The Better Milk Campaign
After the publication of Upton Sinclair’s The Jungle in 1905, public outrage led to governmental regulations in food processing and storage. The collection, transportation, and selling of raw milk became a focal point of these regulations. Many civic groups advocated for procedures to make milk safer. The Wicomico Woman’s Club was a leader in this movement.
The Woman’s Club was formed in February 1921 to promote the development of Wicomico county. In October of the same year, the Woman’s club created the “Better Milk Campaign” aimed at making sure farmers regularly tested their cows for Bovine tuberculosis, a potentially lethal bacteria found in milk. The women pushed for more sanitary practices and dealer permits.
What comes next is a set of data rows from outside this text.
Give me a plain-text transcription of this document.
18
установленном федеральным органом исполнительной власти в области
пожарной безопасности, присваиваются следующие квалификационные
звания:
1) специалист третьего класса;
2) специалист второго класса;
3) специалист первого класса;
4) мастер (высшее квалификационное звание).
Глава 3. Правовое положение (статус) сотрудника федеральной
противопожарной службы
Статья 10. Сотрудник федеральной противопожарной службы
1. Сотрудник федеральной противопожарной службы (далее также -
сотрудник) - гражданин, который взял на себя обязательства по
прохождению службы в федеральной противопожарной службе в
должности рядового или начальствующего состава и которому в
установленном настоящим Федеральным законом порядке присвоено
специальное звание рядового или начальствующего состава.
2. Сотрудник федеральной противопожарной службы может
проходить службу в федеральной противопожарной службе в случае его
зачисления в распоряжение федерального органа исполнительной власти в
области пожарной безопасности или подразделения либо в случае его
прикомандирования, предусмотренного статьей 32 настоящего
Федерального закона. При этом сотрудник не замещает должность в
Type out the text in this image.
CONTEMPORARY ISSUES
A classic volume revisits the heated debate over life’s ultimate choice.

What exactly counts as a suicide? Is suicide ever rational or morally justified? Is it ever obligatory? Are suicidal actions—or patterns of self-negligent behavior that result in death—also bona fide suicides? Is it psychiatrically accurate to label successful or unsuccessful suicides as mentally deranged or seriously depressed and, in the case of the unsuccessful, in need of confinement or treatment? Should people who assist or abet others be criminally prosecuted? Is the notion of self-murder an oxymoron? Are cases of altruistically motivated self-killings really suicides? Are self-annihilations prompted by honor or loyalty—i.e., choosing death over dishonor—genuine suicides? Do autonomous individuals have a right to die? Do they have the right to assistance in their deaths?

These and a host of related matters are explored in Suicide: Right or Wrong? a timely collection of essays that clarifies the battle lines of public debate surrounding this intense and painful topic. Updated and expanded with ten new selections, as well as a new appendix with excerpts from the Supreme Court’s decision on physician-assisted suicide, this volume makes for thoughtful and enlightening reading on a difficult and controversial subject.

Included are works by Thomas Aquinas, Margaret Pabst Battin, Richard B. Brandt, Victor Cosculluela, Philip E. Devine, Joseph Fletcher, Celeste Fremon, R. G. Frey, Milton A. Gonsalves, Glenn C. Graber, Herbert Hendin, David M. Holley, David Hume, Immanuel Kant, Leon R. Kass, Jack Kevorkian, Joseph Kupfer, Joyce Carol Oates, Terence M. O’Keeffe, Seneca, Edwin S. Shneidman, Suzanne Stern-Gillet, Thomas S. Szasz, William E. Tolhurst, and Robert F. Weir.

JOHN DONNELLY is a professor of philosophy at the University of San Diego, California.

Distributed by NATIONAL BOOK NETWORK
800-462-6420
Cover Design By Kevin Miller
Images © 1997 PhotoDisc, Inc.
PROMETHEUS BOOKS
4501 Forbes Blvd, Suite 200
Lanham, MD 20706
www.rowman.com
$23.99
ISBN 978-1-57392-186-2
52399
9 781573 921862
By February 1922, they had placed enough pressure on state and federal legislatures to obtain funding, supplies and inspectors to ensure safe milk for the population.
However, the campaign faced challenges from local farmers who argued that regulations undermined their ability to work and required often unaffordable pasteurization equipment. This resulted in innovations like this hooded, seamless milk pail, that was created to discourage the development of bacteria during collection and storage. This particular pail was sold at the L.W. Gunby Hardware Store in Salisbury.
The Wicomico Woman’s Club is still active and remains committed to the betterment of Wicomico County.